ASXL1 is widely expressed at low level in heart, brain, skeletal muscle, placenta, pancreas, spleen, prostate, small intestine, colon, peripheral blood, leukocytes, bone marrow and fetal liver. Highly expressed in testes.

Nucleus (probable).

- ASXL1 acts as a co-regulator of retinoic acid (RA) receptor in RA sensitive cell lines, and as a co-repressor of RA receptor in RA resistant cell lines. Either a coactivator or corepressor for the retinoid receptors retinoic acid receptor and retinoid X receptor in a cell type-specific manner.
- ASXL1 cooperates with HP1 (heterochromatin protein 1) to modulate histone H3 demethylase LSD1 activity, leading to a change in histone H3 methylation and RAR repression.
- ASXL1 belongs to the Enhancer of Trithorax and Polycomb (ETP) group in drosophila.
- ASXL1 is required for maintenance of both activation and silencing of Hox genes in mice and drosophila in a context-dependent manner.
- ASXL1 is one of the fusion protein partners of PAX5 in B-cell precursor acute lymphoblastic leukemias.
- ASXL1 may function as a tumor suppressor in myeloid malignancies by affecting stem or progenitor cell self renewal or differentiation.

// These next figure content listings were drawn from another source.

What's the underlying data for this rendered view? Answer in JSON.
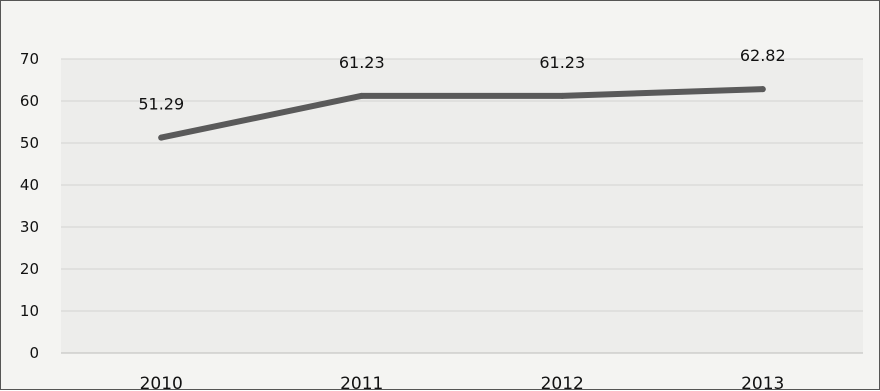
{
  "chart_data": {
    "type": "line",
    "categories": [
      "2010",
      "2011",
      "2012",
      "2013"
    ],
    "series": [
      {
        "values": [
          51.29,
          61.23,
          61.23,
          62.82
        ],
        "color": "#5a5a5a"
      }
    ],
    "data_labels": [
      "51.29",
      "61.23",
      "61.23",
      "62.82"
    ],
    "yticks": [
      0,
      10,
      20,
      30,
      40,
      50,
      60,
      70
    ],
    "ylim": [
      0,
      70
    ],
    "grid": true,
    "legend": "none"
  }
}
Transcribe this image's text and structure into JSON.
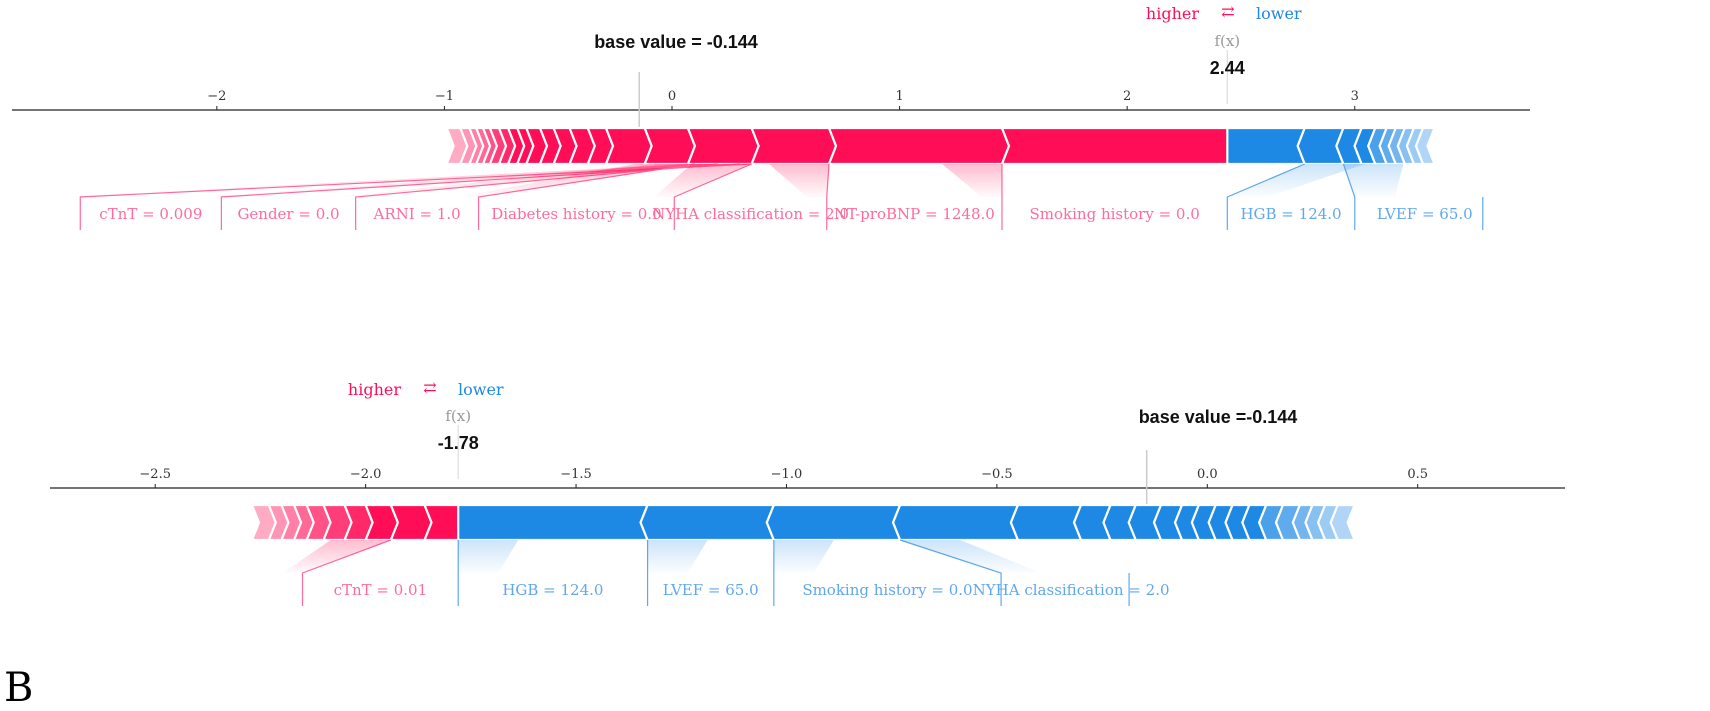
{
  "panel_letter": "B",
  "chart_data": [
    {
      "type": "force",
      "legend": {
        "higher": "higher",
        "lower": "lower",
        "arrow": "⇄"
      },
      "fx_label": "f(x)",
      "fx_value": 2.44,
      "fx_text": "2.44",
      "base_value": -0.144,
      "base_text": "base value = -0.144",
      "xlim": [
        -2.9,
        3.77
      ],
      "ticks": [
        -2,
        -1,
        0,
        1,
        2,
        3
      ],
      "tick_labels": [
        "−2",
        "−1",
        "0",
        "1",
        "2",
        "3"
      ],
      "bar_start": -0.99,
      "bar_end": 3.35,
      "boundaries": [
        -0.99,
        -0.93,
        -0.89,
        -0.86,
        -0.83,
        -0.8,
        -0.76,
        -0.72,
        -0.68,
        -0.64,
        -0.58,
        -0.52,
        -0.45,
        -0.37,
        -0.29,
        -0.12,
        0.07,
        0.35,
        0.69,
        1.45,
        2.44,
        2.78,
        2.95,
        3.03,
        3.09,
        3.14,
        3.18,
        3.22,
        3.26,
        3.3,
        3.35
      ],
      "labels": [
        {
          "text": "cTnT = 0.009",
          "side": "higher",
          "from": 0.35,
          "to": 0.35,
          "x": -2.6
        },
        {
          "text": "Gender = 0.0",
          "side": "higher",
          "from": 0.3,
          "to": 0.3,
          "x": -1.98
        },
        {
          "text": "ARNI = 1.0",
          "side": "higher",
          "from": 0.2,
          "to": 0.2,
          "x": -1.39
        },
        {
          "text": "Diabetes history = 0.0",
          "side": "higher",
          "from": 0.1,
          "to": 0.1,
          "x": -0.85
        },
        {
          "text": "NYHA classification = 2.0",
          "side": "higher",
          "from": 0.35,
          "to": 0.35,
          "x": 0.01
        },
        {
          "text": "NT-proBNP = 1248.0",
          "side": "higher",
          "from": 0.69,
          "to": 0.69,
          "x": 0.68
        },
        {
          "text": "Smoking history = 0.0",
          "side": "higher",
          "from": 1.45,
          "to": 1.45,
          "x": 1.45
        },
        {
          "text": "HGB = 124.0",
          "side": "lower",
          "from": 2.78,
          "to": 2.78,
          "x": 2.44
        },
        {
          "text": "LVEF = 65.0",
          "side": "lower",
          "from": 2.95,
          "to": 2.95,
          "x": 3.0
        }
      ]
    },
    {
      "type": "force",
      "legend": {
        "higher": "higher",
        "lower": "lower",
        "arrow": "⇄"
      },
      "fx_label": "f(x)",
      "fx_value": -1.78,
      "fx_text": "-1.78",
      "base_value": -0.144,
      "base_text": "base value =-0.144",
      "xlim": [
        -2.75,
        0.85
      ],
      "ticks": [
        -2.5,
        -2.0,
        -1.5,
        -1.0,
        -0.5,
        0.0,
        0.5
      ],
      "tick_labels": [
        "−2.5",
        "−2.0",
        "−1.5",
        "−1.0",
        "−0.5",
        "0.0",
        "0.5"
      ],
      "bar_start": -2.27,
      "bar_end": 0.35,
      "boundaries": [
        -2.27,
        -2.23,
        -2.2,
        -2.17,
        -2.14,
        -2.1,
        -2.05,
        -2.0,
        -1.94,
        -1.86,
        -1.78,
        -1.33,
        -1.03,
        -0.73,
        -0.45,
        -0.3,
        -0.23,
        -0.17,
        -0.11,
        -0.06,
        -0.02,
        0.02,
        0.06,
        0.1,
        0.14,
        0.18,
        0.22,
        0.25,
        0.28,
        0.31,
        0.35
      ],
      "labels": [
        {
          "text": "cTnT = 0.01",
          "side": "higher",
          "from": -1.94,
          "to": -1.94,
          "x": -2.15
        },
        {
          "text": "HGB = 124.0",
          "side": "lower",
          "from": -1.78,
          "to": -1.78,
          "x": -1.78
        },
        {
          "text": "LVEF = 65.0",
          "side": "lower",
          "from": -1.33,
          "to": -1.33,
          "x": -1.33
        },
        {
          "text": "Smoking history = 0.0",
          "side": "lower",
          "from": -1.03,
          "to": -1.03,
          "x": -1.03
        },
        {
          "text": "NYHA classification = 2.0",
          "side": "lower",
          "from": -0.73,
          "to": -0.73,
          "x": -0.49
        }
      ]
    }
  ]
}
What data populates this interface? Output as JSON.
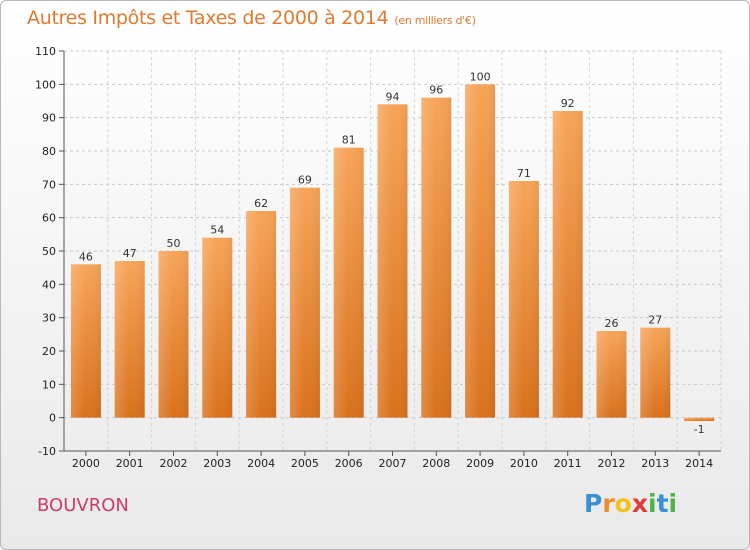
{
  "header": {
    "title": "Autres Impôts et Taxes de 2000 à 2014",
    "unit": "(en milliers d'€)"
  },
  "footer": {
    "commune": "BOUVRON",
    "logo_letters": [
      "P",
      "r",
      "o",
      "x",
      "i",
      "t",
      "i"
    ],
    "logo_colors": [
      "#3a8fd6",
      "#f08a2c",
      "#f4c21b",
      "#e23a3a",
      "#4fb24a",
      "#3a8fd6",
      "#4fb24a"
    ]
  },
  "chart_data": {
    "type": "bar",
    "title": "Autres Impôts et Taxes de 2000 à 2014",
    "subtitle": "(en milliers d'€)",
    "categories": [
      "2000",
      "2001",
      "2002",
      "2003",
      "2004",
      "2005",
      "2006",
      "2007",
      "2008",
      "2009",
      "2010",
      "2011",
      "2012",
      "2013",
      "2014"
    ],
    "values": [
      46,
      47,
      50,
      54,
      62,
      69,
      81,
      94,
      96,
      100,
      71,
      92,
      26,
      27,
      -1
    ],
    "ylim": [
      -10,
      110
    ],
    "yticks": [
      -10,
      0,
      10,
      20,
      30,
      40,
      50,
      60,
      70,
      80,
      90,
      100,
      110
    ],
    "grid": true,
    "bar_color": "#f08a2c",
    "legend": false
  }
}
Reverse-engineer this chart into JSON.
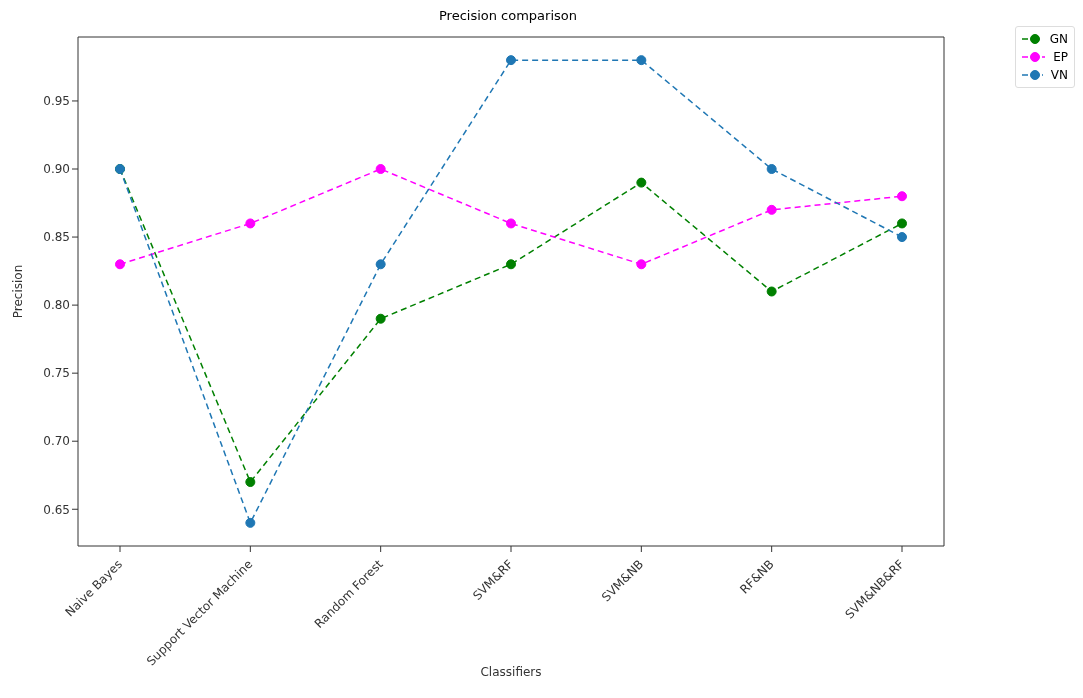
{
  "chart_data": {
    "type": "line",
    "title": "Precision comparison",
    "xlabel": "Classifiers",
    "ylabel": "Precision",
    "categories": [
      "Naive Bayes",
      "Support Vector Machine",
      "Random Forest",
      "SVM&RF",
      "SVM&NB",
      "RF&NB",
      "SVM&NB&RF"
    ],
    "series": [
      {
        "name": "GN",
        "color": "#008000",
        "values": [
          0.9,
          0.67,
          0.79,
          0.83,
          0.89,
          0.81,
          0.86
        ]
      },
      {
        "name": "EP",
        "color": "#ff00ff",
        "values": [
          0.83,
          0.86,
          0.9,
          0.86,
          0.83,
          0.87,
          0.88
        ]
      },
      {
        "name": "VN",
        "color": "#1f77b4",
        "values": [
          0.9,
          0.64,
          0.83,
          0.98,
          0.98,
          0.9,
          0.85
        ]
      }
    ],
    "ylim": [
      0.623,
      0.997
    ],
    "yticks": [
      {
        "value": 0.65,
        "label": "0.65"
      },
      {
        "value": 0.7,
        "label": "0.70"
      },
      {
        "value": 0.75,
        "label": "0.75"
      },
      {
        "value": 0.8,
        "label": "0.80"
      },
      {
        "value": 0.85,
        "label": "0.85"
      },
      {
        "value": 0.9,
        "label": "0.90"
      },
      {
        "value": 0.95,
        "label": "0.95"
      }
    ],
    "grid": false,
    "legend": "top right",
    "marker": "circle",
    "line_style": "dashed"
  }
}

There are 3 mammalian homologs of the Additional sex combs (Asx) gene of Drosophila: ASXL1, 2 (chromosome 2p24 in humans) and 3 (chromosome 18q11 in humans).

Acquired ASXL1 mutations are frequently frameshift and nonsense. All mutations are in exon 12, mostly around the Gly-rich domain (amino acids 642-685). The most common somatic mutation is p.Gly646Trpfsx12.
These mutations cause truncation of the ASXL1 protein downstream of the ASXH domain leading to the loss of the C-terminal PHD domain.
Some possible single nucleotide polymorphisms have been described: p.Arg1224Thr, p.Thr769Ala, p.Gly1007Arg, p.Thr688Met, p.Gln1074Leu, p.Arg693Gly, p.T1139K, p.Gly652Ser, p.Val1072Asp...

All mutations have been found in myeloid diseases so far. A fusion has been found in B-cell leukemia.